YOSS, P.J., and SULT, J., concur.

. Only Wilson Wheatcroft signed the notice of appeal. Because he is not an attorney, he cannot represent his wife in court and the notice of appeal is invalid as to her. Haberkorn v. Sears Roebuck & Co., 5 Ariz.App. 397, 399, 427 P.2d 378, 380 (1967). Thus, we lack jurisdiction over Janet Wheatcrofts appeal. Although her time for appeal has now expired, she may not be without remedy. See Ariz. R. Civ. P. 60(c)(4).

. Many of the facts stated in Appellant's brief are not supported by citation to the record. We will not consider such unsupported assertions. See Ariz. R. Civ.App. P. 13(a)(4); Arizona Laborers, Teamsters and Cement Masons Local 395 Health and Welfare Trust Fund v. Hatco, Inc., 142 Ariz. 364, 369-70, 690 P.2d 83, 88-89 (App.1984).

. The language pertaining to constructive seizure is now found at A.R.S. section 13-4305(B)(Supp.1996). The language of the two statutory provisions is substantially the same. Thus, we believe our interpretation of section 13-4306 would also be applicable to the newly amended section 13-4305. We will refer to its former designation in this opinion.

. The state alleged that the automobiles and the real property were forfeitable because Wheat-croft was guilty of producing marijuana and possessing marijuana for sale.
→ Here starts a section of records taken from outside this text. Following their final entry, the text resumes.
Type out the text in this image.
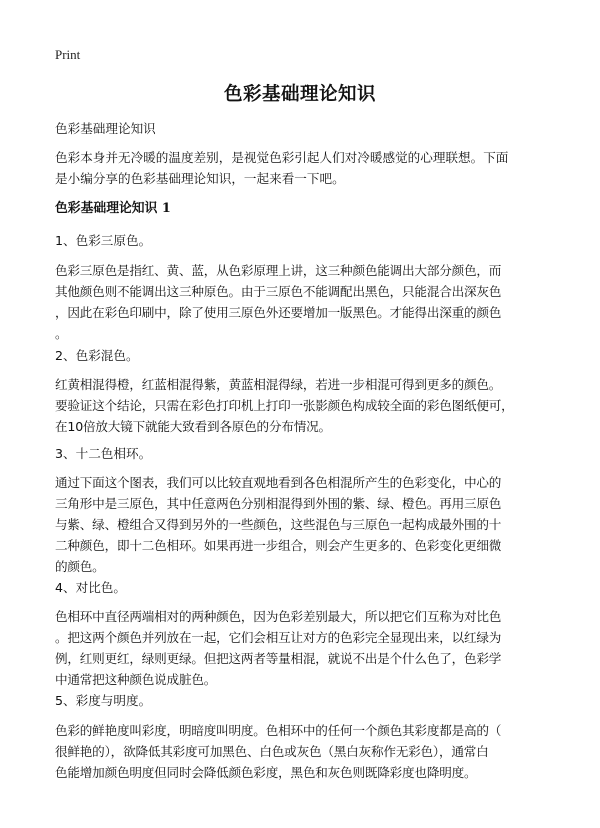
Print
色彩基础理论知识
色彩基础理论知识
色彩本身并无冷暖的温度差别，是视觉色彩引起人们对冷暖感觉的心理联想。下面
是小编分享的色彩基础理论知识，一起来看一下吧。
色彩基础理论知识 1
1、色彩三原色。
色彩三原色是指红、黄、蓝，从色彩原理上讲，这三种颜色能调出大部分颜色，而
其他颜色则不能调出这三种原色。由于三原色不能调配出黑色，只能混合出深灰色
，因此在彩色印刷中，除了使用三原色外还要增加一版黑色。才能得出深重的颜色
。
2、色彩混色。
红黄相混得橙，红蓝相混得紫，黄蓝相混得绿，若进一步相混可得到更多的颜色。
要验证这个结论，只需在彩色打印机上打印一张影颜色构成较全面的彩色图纸便可，
在10倍放大镜下就能大致看到各原色的分布情况。
3、十二色相环。
通过下面这个图表，我们可以比较直观地看到各色相混所产生的色彩变化，中心的
三角形中是三原色，其中任意两色分别相混得到外围的紫、绿、橙色。再用三原色
与紫、绿、橙组合又得到另外的一些颜色，这些混色与三原色一起构成最外围的十
二种颜色，即十二色相环。如果再进一步组合，则会产生更多的、色彩变化更细微
的颜色。
4、对比色。
色相环中直径两端相对的两种颜色，因为色彩差别最大，所以把它们互称为对比色
。把这两个颜色并列放在一起，它们会相互让对方的色彩完全显现出来，以红绿为
例，红则更红，绿则更绿。但把这两者等量相混，就说不出是个什么色了，色彩学
中通常把这种颜色说成脏色。
5、彩度与明度。
色彩的鲜艳度叫彩度，明暗度叫明度。色相环中的任何一个颜色其彩度都是高的（
很鲜艳的），欲降低其彩度可加黑色、白色或灰色（黑白灰称作无彩色），通常白
色能增加颜色明度但同时会降低颜色彩度，黑色和灰色则既降彩度也降明度。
Possessing marijuana for sale and producing marijuana are felonies. See A.R.S. § 13-3405. Under A.R.S. section 13-2301(D)(4)(k)(Supp.1996), such felonies constitute "racketeering” when done for financial gain. As a result of the racketeering offense, "all ... property and other things of value used or intended to be used in any manner or part to facilitate the commission of the offense” are subject to forfeiture. A.R.S. § 13-2314(G)(3) (Supp. 1996). When this action was filed, this statute was found at A.R.S. section 13-2314(F) (1989).

. Wheateroft also cites A.R.S. section 13-4301(7) where the legislature defines "seizure for forfeiture" as "seizure of property by a peace officer coupled with an assertion by the seizing agency or by an attorney for the state that the property is subject to forfeiture.” This section refers to an "assertion” by the state, not any notice to be given.

. . In .its complaint and amended complaint, the state also relied on A.R.S. section 13-3413. That statute provides for forfeiture of property “used or intended for use” in violation of the drug laws, which does not require any profit motive. However, the state does not rely on this statute on appeal.

. This statute is now found at A.R.S. section 13-2314(G)(Supp. 1996).

. Under former A.R.S. section 13-4311(K)(1989), the state’s burden of proof was "probable cause.” Under the revised version of the statute, the state’s burden is "preponderance of the evidence.” A.R.S. § 13-4311 (Supp.1996).